Weiss and Buchanan, 2009

So, there may seem to be an inconsistency between the difficulty of finding genetic causes of variation among humans, and the obvious fact that genetic variance is responsible for our development and differences from other species. A major explanation is the scale of difference one is thinking about. Just because genes clearly and definitively determine the difference between you and a maple tree--and it's easy to identify the genes that contribute to that difference--that does not mean that the genetic basis of the trait differences between you and anyone else is going to be easy to identify. Or between a red maple and a sugar maple. Or that genetic variation alone is going to explain your disease risk or particular skills.

And there's another point.
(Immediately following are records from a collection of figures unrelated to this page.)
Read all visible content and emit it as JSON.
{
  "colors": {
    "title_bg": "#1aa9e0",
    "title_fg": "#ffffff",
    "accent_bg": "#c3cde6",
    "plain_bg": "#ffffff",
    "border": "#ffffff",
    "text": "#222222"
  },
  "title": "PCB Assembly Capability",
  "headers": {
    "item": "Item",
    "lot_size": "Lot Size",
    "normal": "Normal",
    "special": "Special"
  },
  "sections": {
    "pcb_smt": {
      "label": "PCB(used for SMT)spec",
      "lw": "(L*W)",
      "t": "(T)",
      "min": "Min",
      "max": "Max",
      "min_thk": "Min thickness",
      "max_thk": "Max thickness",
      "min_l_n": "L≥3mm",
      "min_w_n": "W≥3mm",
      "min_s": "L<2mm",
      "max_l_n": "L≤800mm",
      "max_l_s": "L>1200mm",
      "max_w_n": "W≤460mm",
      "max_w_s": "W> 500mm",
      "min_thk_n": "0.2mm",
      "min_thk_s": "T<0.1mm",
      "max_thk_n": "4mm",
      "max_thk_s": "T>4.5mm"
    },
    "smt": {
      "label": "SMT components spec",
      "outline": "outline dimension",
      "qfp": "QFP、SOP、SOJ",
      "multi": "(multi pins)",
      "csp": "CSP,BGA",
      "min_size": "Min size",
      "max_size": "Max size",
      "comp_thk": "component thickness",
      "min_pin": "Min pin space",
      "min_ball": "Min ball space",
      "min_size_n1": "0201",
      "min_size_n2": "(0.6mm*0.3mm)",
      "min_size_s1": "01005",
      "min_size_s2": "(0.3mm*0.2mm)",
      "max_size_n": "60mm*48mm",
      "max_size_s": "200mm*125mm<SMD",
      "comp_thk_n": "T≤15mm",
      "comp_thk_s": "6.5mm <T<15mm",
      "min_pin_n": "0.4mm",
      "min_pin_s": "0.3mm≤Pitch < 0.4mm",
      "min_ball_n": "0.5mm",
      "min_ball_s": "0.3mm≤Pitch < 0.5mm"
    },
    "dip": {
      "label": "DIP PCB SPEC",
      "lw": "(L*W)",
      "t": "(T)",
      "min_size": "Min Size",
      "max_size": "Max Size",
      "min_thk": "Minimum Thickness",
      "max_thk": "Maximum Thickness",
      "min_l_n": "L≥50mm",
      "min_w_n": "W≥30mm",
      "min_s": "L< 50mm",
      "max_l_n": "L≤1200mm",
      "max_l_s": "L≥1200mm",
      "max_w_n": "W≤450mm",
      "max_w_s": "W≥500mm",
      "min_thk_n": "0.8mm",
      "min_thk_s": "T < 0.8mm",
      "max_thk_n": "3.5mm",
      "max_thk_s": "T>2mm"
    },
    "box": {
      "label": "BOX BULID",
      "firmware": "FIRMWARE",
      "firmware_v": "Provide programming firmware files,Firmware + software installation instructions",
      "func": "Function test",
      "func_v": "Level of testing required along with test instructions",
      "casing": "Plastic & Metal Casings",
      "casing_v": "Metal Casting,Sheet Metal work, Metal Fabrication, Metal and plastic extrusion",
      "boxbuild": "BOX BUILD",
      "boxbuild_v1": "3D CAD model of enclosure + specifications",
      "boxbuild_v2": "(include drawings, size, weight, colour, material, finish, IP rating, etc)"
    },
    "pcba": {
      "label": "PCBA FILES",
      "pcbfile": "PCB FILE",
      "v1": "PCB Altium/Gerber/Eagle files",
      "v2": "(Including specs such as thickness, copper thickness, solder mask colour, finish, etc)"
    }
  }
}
In biomedical genetics we are drawing samples from billions of people, whose diseases come to the attention of specialty clinics around the developed world, and hence are reported, included in data bases, and are put under the genetic microscope for examination. This means that we systematically identify the very rarest, most aberrant genotypes in our species. This can greatly exaggerate the amount of genetically driven variation in humans compared to most, if not all, other species.

However, it must be said that even the instances of other species (such as a hundred or so standard lines of inbred mice, or perhaps a few thousand lines of fruit flies or Arabidopsis plants (as in the drawing), from which much of our knowledge of genetic variation is derived), finds similar mixes of genetic simplicity and complexity. In other words, one does not need a sample space of hundreds of millions to encounter the difficulty of trying to predict phenotypes from genotypes.

So while this is true, it's also true that some variation in human traits is controlled by single genes, and those behave at least to some extent like the classical genetic traits that Mendel studied in peas. This variation arises in exactly the same way variant genes with small effects that contribute to polygenic traits arises--by mutation. But, the effects of mutation follow a distribution from very small to very large, and the genetic variants affecting the extreme are easier to identify. Some common variants of this kind do exist, because life is a mix of whatever evolution happened to produce. But complex traits remain, for understandable evolutionary reasons, complex.